In sum, designing effective questions and questionnaires requires thoughtful planning that accounts for the research goals, respect for respondents’ time, attention, trust, and confidentiality of personal information. Keeping the survey as short as possible, limiting the questions to only those necessary for the research project, and providing information about the confidentiality, use of responses, and how data will be reported will increase the chances that the researcher will gather quality data.
Summary
- Unlike interviews, survey research involves the researcher sending questionnaires to potential respondents, who then complete the survey on their own.
- Survey research is a quantitative data collection method in which researchers use standardized questionnaires to systematically collect data about people in their sample.
- Researchers use surveys when they want to describe trends or common features of a large group of people, or when they want to quickly gain general information about a population of interest in preparation for a more focused, in-depth study.
- Some benefits of survey research include measuring a wide variety of information, collecting data from many people quickly with relatively minimal expense, generalizing to larger populations, and consistency across questions and answers.
- Some drawbacks of survey research include being unable to change questions once surveys have been delivered, and potentially lower validity of answers compared to more in-depth research methods.
- Two types of surveys are cross-sectional surveys, administered at one point in time, and longitudinal surveys, administered multiple times. Some types of longitudinal surveys include trend surveys that investigate changes over time in a general population, panel surveys that survey the same people at multiple time points, and cohort surveys in which researchers regularly survey people who fall into specific categories.
- Surveys are usually self-administered, either delivered in hard-copy format or online.
- Researchers should strive to reduce the chances of various types of biases that can arise in survey research. These include non-response, sampling, social desirability, and recall bias.
Key Terms
Closed-Ended Questions | Mutually Exclusive | Question Wording |
Cohort Survey | Nominal Options | Recall Bias |
Cross-Sectional Survey | Non-Response Bias | Response Options |
Dichotomous Options | Open-Ended Questions | Sampling Bias |
Exhaustive | Ordinal Options | Self-Administered Questionnaire |
Interval/Ratio Options | Panel Survey | Social Desirability Bias |
Levels of Measurement | Pre-Testing | Survey Research |
Longitudinal Survey | Question Content | Trend Survey |
Discussion Questions
- What are some ways that researchers might overcome some of the weaknesses of survey research?
- Based on a research question you identified through earlier exercises in this text, write a few closed-ended questions you could ask in a questionnaire.

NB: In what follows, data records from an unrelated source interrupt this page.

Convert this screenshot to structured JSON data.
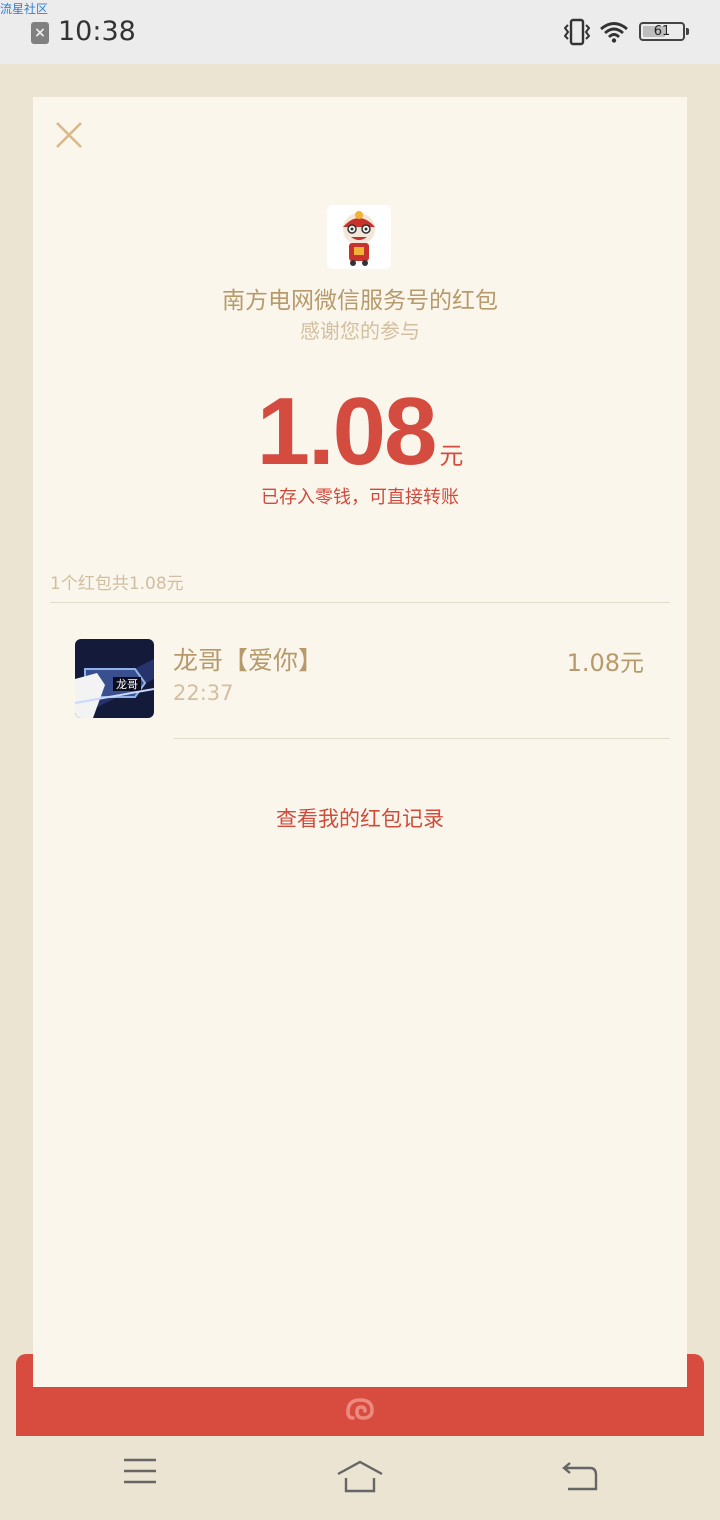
{
  "status_bar": {
    "watermark": "流星社区",
    "time": "10:38",
    "battery": "61",
    "battery_level": 0.61
  },
  "packet": {
    "sender": "南方电网微信服务号的红包",
    "wish": "感谢您的参与",
    "amount": "1.08",
    "unit": "元",
    "stored_note": "已存入零钱，可直接转账"
  },
  "summary": "1个红包共1.08元",
  "receivers": [
    {
      "name": "龙哥【爱你】",
      "time": "22:37",
      "amount": "1.08元",
      "avatar_text": "龙哥"
    }
  ],
  "history_link": "查看我的红包记录",
  "colors": {
    "accent_red": "#d44c3f",
    "gold_text": "#b69a6c",
    "card_bg": "#fbf6ec",
    "page_bg": "#ece4d2"
  },
  "icons": [
    "close-icon",
    "menu-icon",
    "home-icon",
    "back-icon",
    "wifi-icon",
    "vibrate-icon",
    "wechat-pay-logo-icon"
  ]
}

Use the information in this chapter to critique your questions based on the content, wording, and response options.
- Why might a researcher choose a cross-sectional survey over a longitudinal survey?
- Give an example of a research question that would best be answered by each type of longitudinal survey (trend, panel, and cohort). How do the research questions have to change for each type of survey?

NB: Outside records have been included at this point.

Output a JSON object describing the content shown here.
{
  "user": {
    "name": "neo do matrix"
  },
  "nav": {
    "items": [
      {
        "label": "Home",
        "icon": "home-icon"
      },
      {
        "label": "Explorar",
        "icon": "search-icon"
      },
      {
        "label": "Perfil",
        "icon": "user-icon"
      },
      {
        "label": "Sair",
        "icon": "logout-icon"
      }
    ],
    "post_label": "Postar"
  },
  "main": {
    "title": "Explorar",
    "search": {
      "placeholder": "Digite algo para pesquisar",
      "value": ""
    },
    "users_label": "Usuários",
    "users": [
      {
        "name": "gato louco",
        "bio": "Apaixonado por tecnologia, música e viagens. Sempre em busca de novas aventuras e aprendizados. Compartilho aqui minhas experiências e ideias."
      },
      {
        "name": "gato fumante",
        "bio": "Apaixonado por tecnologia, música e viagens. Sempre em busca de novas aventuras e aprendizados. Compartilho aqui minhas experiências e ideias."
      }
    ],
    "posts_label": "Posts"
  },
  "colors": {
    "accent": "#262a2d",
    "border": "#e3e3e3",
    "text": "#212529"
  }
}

- If you were to conduct survey research, would you deliver the questionnaire in hard-copy format or online? Why?
- How might each of the four types of bias come about in online survey methods? How would they be different for questionnaires administered in hard-copy format?
- If you were to develop a questionnaire based on a research question you have identified through earlier exercises in this text, which topics would you cover at the beginning, middle, and end of your survey? Why would you choose that particular sequence of topics?